Recombination bacillus coli seed culture and fermentation:
Seed culture medium (g/L):Tryptone 10, dusty yeast 5, NaCl 10.
Fermentation medium (g/L):Tryptone 12, dusty yeast 24, glycerine 5, KH2PO42.31 K2HPO4 16.8。
Condition of culture:The seed that 12h is cultivated under 37 DEG C, 200rpm is transferred to fermentation medium with 2% inoculum concentration, in 20 DEG C, cultivate 20h under the conditions of 200rpm.
The present invention is using recombination bacillus coli E.coli BL21 (DE3) (pET-22b (+)/pai) as starting strain, is led to The folding of coexpression molecular chaperone protein auxiliary restructuring PAI is crossed, so that promote more PAI to become the enzyme with correct conformation, Inclusion body content is reduced, improves the enzymatic activity of restructuring PAI.During shake flask fermentation, E.coli BL21 (DE3) (pET-22b (+)/pai) (pGro7) brought up to compared with E.coli BL21 (DE3) (pET-22b (+)/pai) enzymatic activity by 0.251U/mg 0.337U/mg improves 34% (Fig. 1).
The present invention further illustrates shadow of the expression to PAI amount of soluble expression of chaperone GroES-GroEL Ring.By adding L-arabinose to final concentration of 0mg/mL, 1.5mg/mL, 3.0mg/mL, 4.0mg/mL control chaperone The expression quantity of GroEL-GroES, the amount of soluble expression of PAI further improve, in the final concentration of 4.0mg/mL of L-arabinose When, exist almost without insoluble restructuring PAI, E.coli BL21 (DE3) (pET-22b (+)/pai) (pGro7) are compared with E.coli BL21 (DE3) (pET-22b (+)/pai) enzymatic activitys bring up to 0.391 U/mg by 0.251U/mg and improve 56% (Fig. 2).This Invent and lay a good foundation to convert production conjugated linoleic acid using bioanalysis.Recombination bacillus coli construction method provided by the invention Simply, it is easy to use, there is good application prospect.

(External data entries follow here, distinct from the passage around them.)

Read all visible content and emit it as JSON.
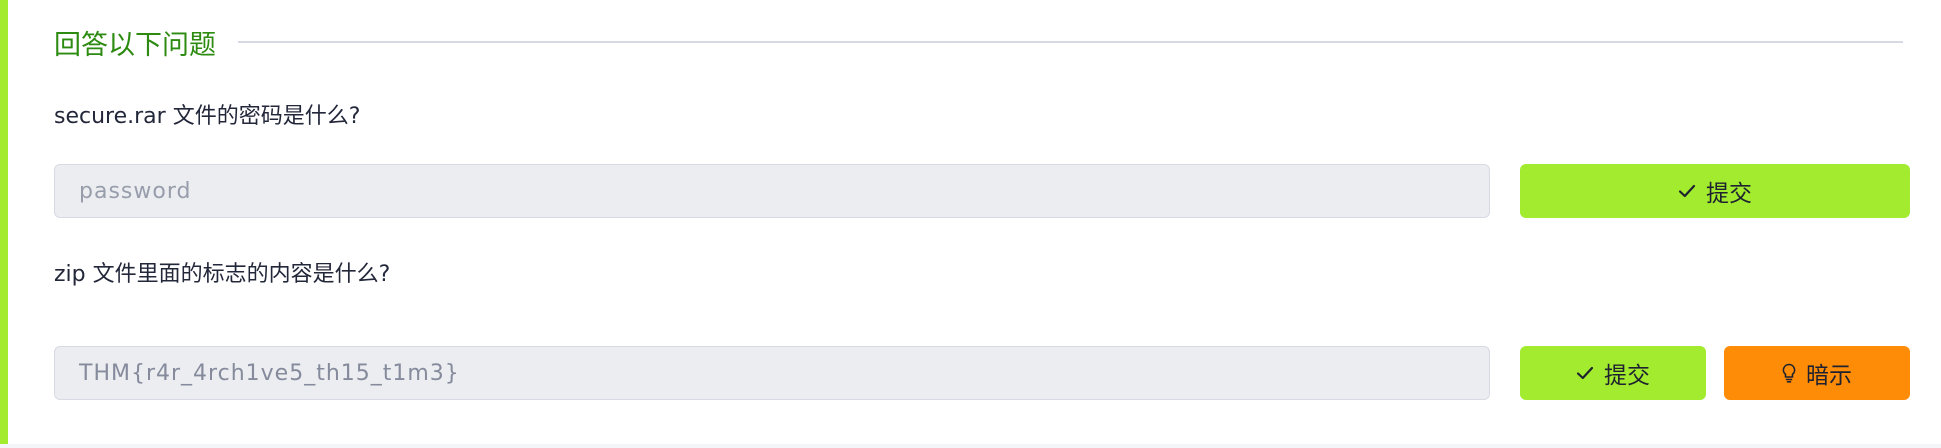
{
  "section": {
    "title": "回答以下问题"
  },
  "questions": [
    {
      "text": "secure.rar 文件的密码是什么?",
      "answer_placeholder": "password",
      "answer_value": "",
      "submit_label": "提交"
    },
    {
      "text": "zip 文件里面的标志的内容是什么?",
      "answer_placeholder": "",
      "answer_value": "THM{r4r_4rch1ve5_th15_t1m3}",
      "submit_label": "提交",
      "hint_label": "暗示"
    }
  ],
  "icons": {
    "submit": "check-icon",
    "hint": "lightbulb-icon"
  },
  "colors": {
    "accent_green": "#a2eb2e",
    "title_green": "#2e8b12",
    "hint_orange": "#ff8c07"
  }
}
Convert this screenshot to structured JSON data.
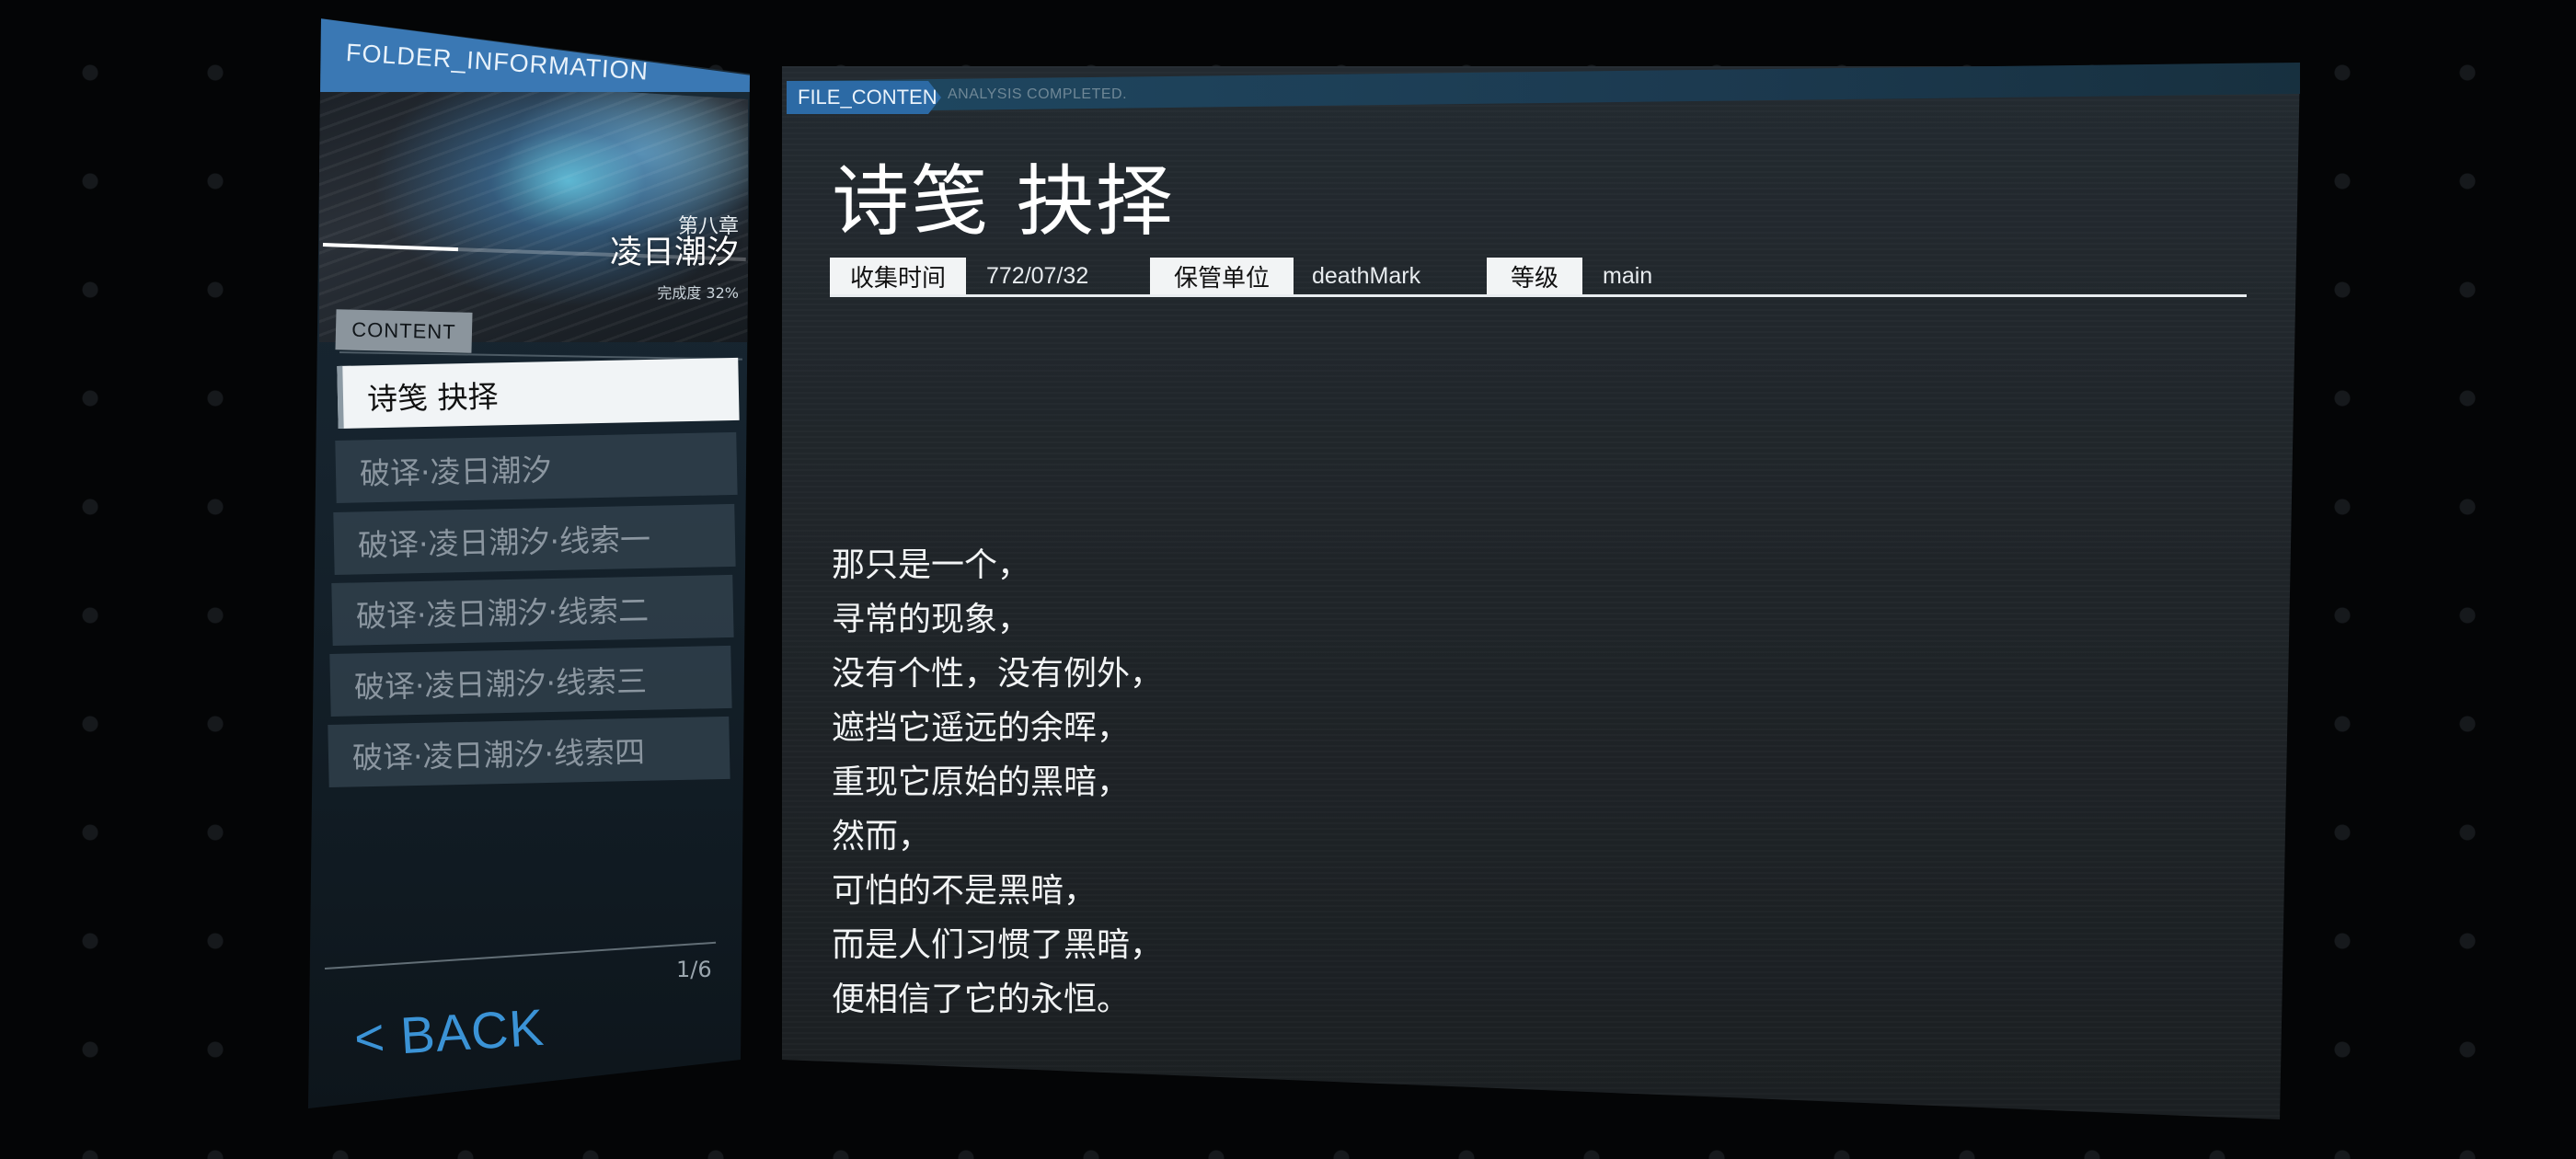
{
  "folder": {
    "header": "FOLDER_INFORMATION",
    "chapter_sub": "第八章",
    "chapter_title": "凌日潮汐",
    "progress_label": "完成度 32%",
    "progress_value": 0.32
  },
  "content_tab": "CONTENT",
  "menu": [
    {
      "label": "诗笺 抉择",
      "active": true
    },
    {
      "label": "破译·凌日潮汐",
      "active": false
    },
    {
      "label": "破译·凌日潮汐·线索一",
      "active": false
    },
    {
      "label": "破译·凌日潮汐·线索二",
      "active": false
    },
    {
      "label": "破译·凌日潮汐·线索三",
      "active": false
    },
    {
      "label": "破译·凌日潮汐·线索四",
      "active": false
    }
  ],
  "page_count": "1/6",
  "back_label": "< BACK",
  "file": {
    "tag": "FILE_CONTENT",
    "status": "ANALYSIS COMPLETED.",
    "title": "诗笺 抉择",
    "meta": {
      "collected_label": "收集时间",
      "collected_value": "772/07/32",
      "custodian_label": "保管单位",
      "custodian_value": "deathMark",
      "level_label": "等级",
      "level_value": "main"
    },
    "poem": [
      "那只是一个，",
      "寻常的现象，",
      "没有个性，没有例外，",
      "遮挡它遥远的余晖，",
      "重现它原始的黑暗，",
      "然而，",
      "可怕的不是黑暗，",
      "而是人们习惯了黑暗，",
      "便相信了它的永恒。"
    ]
  },
  "colors": {
    "accent_blue": "#3a78b4",
    "back_blue": "#3b93d6"
  }
}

Brief description of the drawings
Fig. 1 is the expression that PAI is recombinated in 5 kinds of molecular chaperones coexpression systems of SDS-PAGE electrophoretic analysis.Wherein, A, Intracellular soluble part;B, the insoluble part of intracellular.Swimming lane M, standard protein molecular weight;Swimming lane 1, pET-22b (+)/pai; Swimming lane 2, pET-22b (+)/pai (pG-KJE8);Swimming lane 3, pET-22b (+)/pai (pGro7);Swimming lane 4, pET-22b (+)/ pai(pTf16);Swimming lane 5, pET-22b (+)/pai (pKJE7);Swimming lane 6, pET-22b (+)/pai (pG-Tf2).Remarks:Include It is specific enzyme activity in number;Chaperone GroES (10kDa) molecular weight is too small to fail to detect in figure.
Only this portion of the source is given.